Wednesday, June 26, 2013

Free Retirement Report

FreeRetirementReport.Com
When Can You Retire? Find out for FREE! Get Your FREE Retirement Report.

FreeRetirementReport.com makes it easy to calculate and know exactly how close you are to your retirement goals. Their retirement calculator will let you know exactly when all of your investments will be sufficient for your needs, including: your 401K, your pension, your savings, and future income sources.



Press Release
FreeRetirementReport.com’s Retirement Survey Reveals Stunning Result: Boomers Now Need 10 More Years to Retire, Post-Recession
Target retirement age now 75, instead of 65
• Data compiled from over 1,600 Baby Boomers surveyed
• Respondents possess an aggregate of $1+ billion in investable assets
• FreeRetirementReport.com is an offering of My New Financial Advisor, a connector of qualified clients with expert financial advisors

It is crucial for the Boomer today to have the analysis available to see the severity of the problem they are facing. Santa Barbara, CA (PRWEB) October 23, 2012

An analysis of over 1,600 Retirement Reports generated by FreeRetirementReport.com revealed that the average Baby Boomer cannot retire until the age of 75. The survey was based on data provided by users of FreeRetirementReport.com where the Baby Boomer input their information for current income/expenses and future income/expenses. These income and expense variables were then compared against industry standard market returns for the Boomers existing investment portfolios.
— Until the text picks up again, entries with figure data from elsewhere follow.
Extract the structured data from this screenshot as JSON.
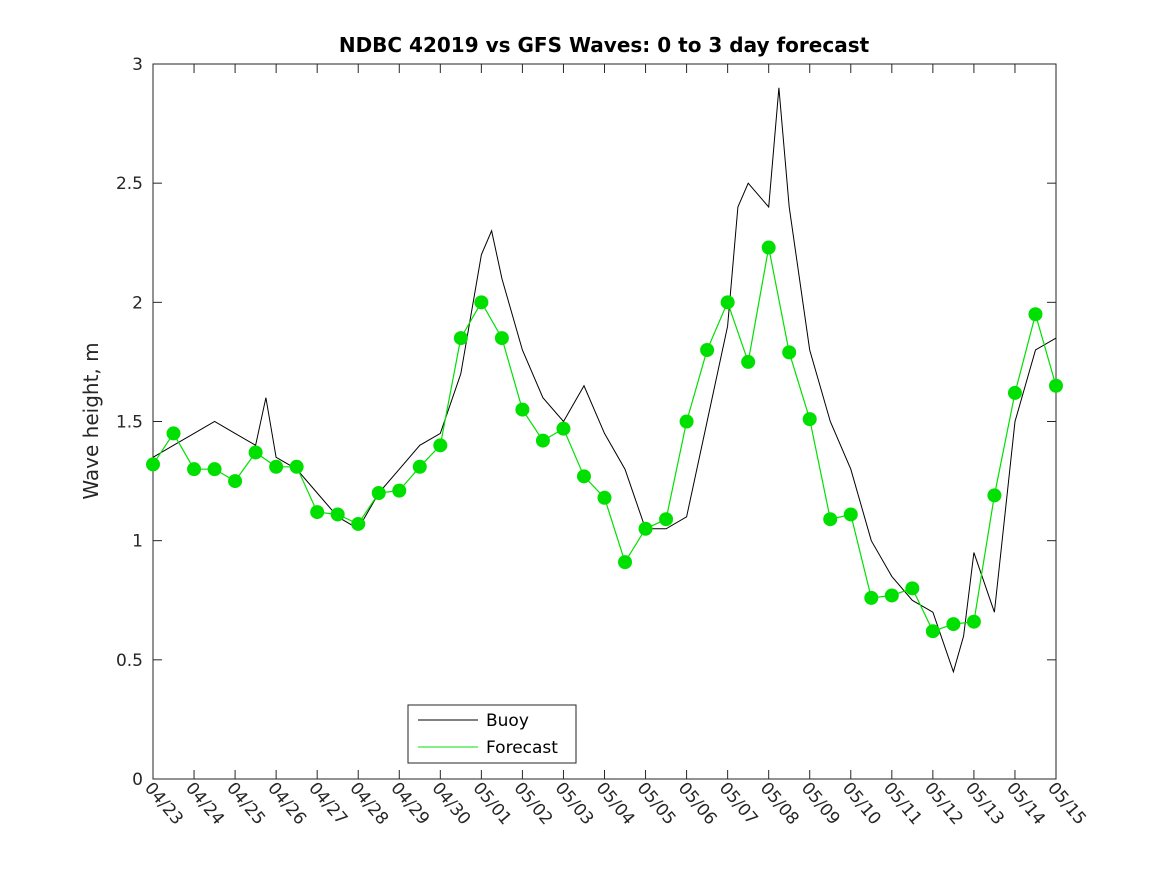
{
  "chart_data": {
    "type": "line",
    "title": "NDBC 42019 vs GFS Waves: 0 to 3 day forecast",
    "xlabel": "",
    "ylabel": "Wave height, m",
    "xlim": [
      "04/23",
      "05/15"
    ],
    "ylim": [
      0,
      3
    ],
    "x_ticks": [
      "04/23",
      "04/24",
      "04/25",
      "04/26",
      "04/27",
      "04/28",
      "04/29",
      "04/30",
      "05/01",
      "05/02",
      "05/03",
      "05/04",
      "05/05",
      "05/06",
      "05/07",
      "05/08",
      "05/09",
      "05/10",
      "05/11",
      "05/12",
      "05/13",
      "05/14",
      "05/15"
    ],
    "y_ticks": [
      0,
      0.5,
      1,
      1.5,
      2,
      2.5,
      3
    ],
    "y_tick_labels": [
      "0",
      "0.5",
      "1",
      "1.5",
      "2",
      "2.5",
      "3"
    ],
    "grid": false,
    "legend": {
      "position": "bottom-center",
      "entries": [
        "Buoy",
        "Forecast"
      ]
    },
    "colors": {
      "buoy": "#000000",
      "forecast": "#00e000"
    },
    "series": [
      {
        "name": "Buoy",
        "x": [
          "04/23 00:00",
          "04/23 12:00",
          "04/24 00:00",
          "04/24 12:00",
          "04/25 00:00",
          "04/25 12:00",
          "04/25 18:00",
          "04/26 00:00",
          "04/26 12:00",
          "04/27 00:00",
          "04/27 12:00",
          "04/28 00:00",
          "04/28 12:00",
          "04/29 00:00",
          "04/29 12:00",
          "04/30 00:00",
          "04/30 12:00",
          "05/01 00:00",
          "05/01 06:00",
          "05/01 12:00",
          "05/02 00:00",
          "05/02 12:00",
          "05/03 00:00",
          "05/03 12:00",
          "05/04 00:00",
          "05/04 12:00",
          "05/05 00:00",
          "05/05 12:00",
          "05/06 00:00",
          "05/06 12:00",
          "05/07 00:00",
          "05/07 06:00",
          "05/07 12:00",
          "05/08 00:00",
          "05/08 06:00",
          "05/08 12:00",
          "05/09 00:00",
          "05/09 12:00",
          "05/10 00:00",
          "05/10 12:00",
          "05/11 00:00",
          "05/11 12:00",
          "05/12 00:00",
          "05/12 12:00",
          "05/12 18:00",
          "05/13 00:00",
          "05/13 12:00",
          "05/14 00:00",
          "05/14 12:00",
          "05/15 00:00"
        ],
        "y": [
          1.35,
          1.4,
          1.45,
          1.5,
          1.45,
          1.4,
          1.6,
          1.35,
          1.3,
          1.2,
          1.1,
          1.05,
          1.2,
          1.3,
          1.4,
          1.45,
          1.7,
          2.2,
          2.3,
          2.1,
          1.8,
          1.6,
          1.5,
          1.65,
          1.45,
          1.3,
          1.05,
          1.05,
          1.1,
          1.5,
          1.9,
          2.4,
          2.5,
          2.4,
          2.9,
          2.4,
          1.8,
          1.5,
          1.3,
          1.0,
          0.85,
          0.75,
          0.7,
          0.45,
          0.6,
          0.95,
          0.7,
          1.5,
          1.8,
          1.85
        ]
      },
      {
        "name": "Forecast",
        "x": [
          "04/23 00:00",
          "04/23 12:00",
          "04/24 00:00",
          "04/24 12:00",
          "04/25 00:00",
          "04/25 12:00",
          "04/26 00:00",
          "04/26 12:00",
          "04/27 00:00",
          "04/27 12:00",
          "04/28 00:00",
          "04/28 12:00",
          "04/29 00:00",
          "04/29 12:00",
          "04/30 00:00",
          "04/30 12:00",
          "05/01 00:00",
          "05/01 12:00",
          "05/02 00:00",
          "05/02 12:00",
          "05/03 00:00",
          "05/03 12:00",
          "05/04 00:00",
          "05/04 12:00",
          "05/05 00:00",
          "05/05 12:00",
          "05/06 00:00",
          "05/06 12:00",
          "05/07 00:00",
          "05/07 12:00",
          "05/08 00:00",
          "05/08 12:00",
          "05/09 00:00",
          "05/09 12:00",
          "05/10 00:00",
          "05/10 12:00",
          "05/11 00:00",
          "05/11 12:00",
          "05/12 00:00",
          "05/12 12:00",
          "05/13 00:00",
          "05/13 12:00",
          "05/14 00:00",
          "05/14 12:00",
          "05/15 00:00"
        ],
        "y": [
          1.32,
          1.45,
          1.3,
          1.3,
          1.25,
          1.37,
          1.31,
          1.31,
          1.12,
          1.11,
          1.07,
          1.2,
          1.21,
          1.31,
          1.4,
          1.85,
          2.0,
          1.85,
          1.55,
          1.42,
          1.47,
          1.27,
          1.18,
          0.91,
          1.05,
          1.09,
          1.5,
          1.8,
          2.0,
          1.75,
          2.23,
          1.79,
          1.51,
          1.09,
          1.11,
          0.76,
          0.77,
          0.8,
          0.62,
          0.65,
          0.66,
          1.19,
          1.62,
          1.95,
          1.65
        ]
      }
    ]
  }
}
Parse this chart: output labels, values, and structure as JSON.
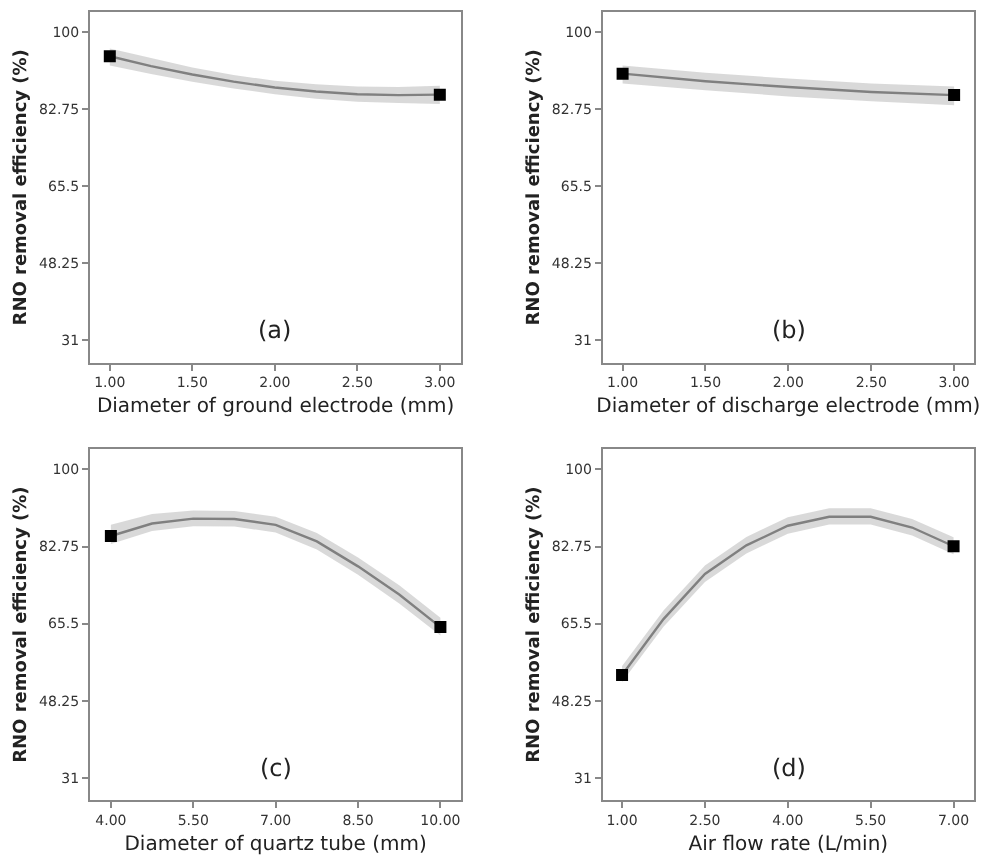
{
  "chart_data": [
    {
      "type": "line",
      "xlabel": "Diameter of ground electrode (mm)",
      "ylabel": "RNO removal efficiency (%)",
      "annotations": [
        "(a)"
      ],
      "xlim": [
        0.88,
        3.13
      ],
      "xticks": [
        {
          "value": 1,
          "label": "1.00"
        },
        {
          "value": 1.5,
          "label": "1.50"
        },
        {
          "value": 2,
          "label": "2.00"
        },
        {
          "value": 2.5,
          "label": "2.50"
        },
        {
          "value": 3,
          "label": "3.00"
        }
      ],
      "ylim": [
        26,
        104.5
      ],
      "yticks": [
        31,
        48.25,
        65.5,
        82.75,
        100
      ],
      "series": [
        {
          "marker": "none",
          "color": "#808080",
          "x": [
            1,
            1.25,
            1.5,
            1.75,
            2,
            2.25,
            2.5,
            2.75,
            3
          ],
          "values": [
            94.6,
            92.4,
            90.5,
            88.9,
            87.6,
            86.7,
            86.1,
            85.9,
            86.0
          ],
          "lower": [
            92.5,
            90.6,
            88.9,
            87.4,
            86.1,
            85.1,
            84.4,
            84.1,
            83.9
          ],
          "upper": [
            96.3,
            94.2,
            92.1,
            90.4,
            89.1,
            88.3,
            87.8,
            87.7,
            88.0
          ]
        },
        {
          "type": "scatter",
          "marker": "square",
          "color": "#000000",
          "x": [
            1,
            3
          ],
          "values": [
            94.6,
            86.0
          ]
        }
      ]
    },
    {
      "type": "line",
      "xlabel": "Diameter of discharge electrode (mm)",
      "ylabel": "RNO removal efficiency (%)",
      "annotations": [
        "(b)"
      ],
      "xlim": [
        0.88,
        3.12
      ],
      "xticks": [
        {
          "value": 1,
          "label": "1.00"
        },
        {
          "value": 1.5,
          "label": "1.50"
        },
        {
          "value": 2,
          "label": "2.00"
        },
        {
          "value": 2.5,
          "label": "2.50"
        },
        {
          "value": 3,
          "label": "3.00"
        }
      ],
      "ylim": [
        26,
        104.5
      ],
      "yticks": [
        31,
        48.25,
        65.5,
        82.75,
        100
      ],
      "series": [
        {
          "marker": "none",
          "color": "#808080",
          "x": [
            1,
            1.5,
            2,
            2.5,
            3
          ],
          "values": [
            90.7,
            89.0,
            87.7,
            86.6,
            85.9
          ],
          "lower": [
            88.5,
            87.0,
            85.6,
            84.5,
            83.6
          ],
          "upper": [
            92.5,
            90.9,
            89.6,
            88.5,
            87.8
          ]
        },
        {
          "type": "scatter",
          "marker": "square",
          "color": "#000000",
          "x": [
            1,
            3
          ],
          "values": [
            90.7,
            85.9
          ]
        }
      ]
    },
    {
      "type": "line",
      "xlabel": "Diameter of quartz tube (mm)",
      "ylabel": "RNO removal efficiency (%)",
      "annotations": [
        "(c)"
      ],
      "xlim": [
        3.62,
        10.38
      ],
      "xticks": [
        {
          "value": 4,
          "label": "4.00"
        },
        {
          "value": 5.5,
          "label": "5.50"
        },
        {
          "value": 7,
          "label": "7.00"
        },
        {
          "value": 8.5,
          "label": "8.50"
        },
        {
          "value": 10,
          "label": "10.00"
        }
      ],
      "ylim": [
        26,
        104.5
      ],
      "yticks": [
        31,
        48.25,
        65.5,
        82.75,
        100
      ],
      "series": [
        {
          "marker": "none",
          "color": "#808080",
          "x": [
            4,
            4.75,
            5.5,
            6.25,
            7,
            7.75,
            8.5,
            9.25,
            10
          ],
          "values": [
            85.1,
            87.9,
            89.0,
            88.9,
            87.6,
            83.9,
            78.3,
            72.0,
            64.7
          ],
          "lower": [
            83.3,
            86.2,
            87.3,
            87.2,
            85.9,
            82.1,
            76.4,
            70.0,
            62.8
          ],
          "upper": [
            87.6,
            90.0,
            90.8,
            90.7,
            89.4,
            85.8,
            80.3,
            74.1,
            66.8
          ]
        },
        {
          "type": "scatter",
          "marker": "square",
          "color": "#000000",
          "x": [
            4,
            10
          ],
          "values": [
            85.1,
            64.7
          ]
        }
      ]
    },
    {
      "type": "line",
      "xlabel": "Air flow rate (L/min)",
      "ylabel": "RNO removal efficiency (%)",
      "annotations": [
        "(d)"
      ],
      "xlim": [
        0.65,
        7.37
      ],
      "xticks": [
        {
          "value": 1,
          "label": "1.00"
        },
        {
          "value": 2.5,
          "label": "2.50"
        },
        {
          "value": 4,
          "label": "4.00"
        },
        {
          "value": 5.5,
          "label": "5.50"
        },
        {
          "value": 7,
          "label": "7.00"
        }
      ],
      "ylim": [
        26,
        104.5
      ],
      "yticks": [
        31,
        48.25,
        65.5,
        82.75,
        100
      ],
      "series": [
        {
          "marker": "none",
          "color": "#808080",
          "x": [
            1,
            1.75,
            2.5,
            3.25,
            4,
            4.75,
            5.5,
            6.25,
            7
          ],
          "values": [
            54.0,
            66.5,
            76.6,
            83.0,
            87.4,
            89.4,
            89.4,
            87.0,
            82.8
          ],
          "lower": [
            52.4,
            64.8,
            74.8,
            81.2,
            85.6,
            87.7,
            87.7,
            85.2,
            81.0
          ],
          "upper": [
            56.0,
            68.4,
            78.5,
            84.9,
            89.3,
            91.3,
            91.3,
            88.9,
            84.8
          ]
        },
        {
          "type": "scatter",
          "marker": "square",
          "color": "#000000",
          "x": [
            1,
            7
          ],
          "values": [
            54.0,
            82.8
          ]
        }
      ]
    }
  ]
}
“In addition to 75 as the new retirement age, there are two additional phenomenal data points. One; that the Boomer’s income and expense assumptions in our analysis incorporate the low inflation environment of today and two; we utilized the same asset class assumptions that all advisors use nationally, which are high,” said Frank T. Troise the Founder of My New Financial Advisor. “We are now analyzing our data to see what a 1.00% move in inflation does to investors’ retirements and we want to see what happens if we incorporated the “new normal” asset class assumptions for market returns”.

Many of the survey participants were impacted by a combination of issues including: loss of income, insufficient savings, low market returns, higher than expected current expenses, past due taxes, and minimal to non-existent wage growth. Inflation and taxation were the two variables of most concern to survey participants as causes of depletion in their retirement portfolios.

“It is crucial for the Boomer today to have the analysis available to see the severity of the problem they are facing. We view this as a wonderful opportunity for the Boomer to proactively take control of their situation,” said Troise.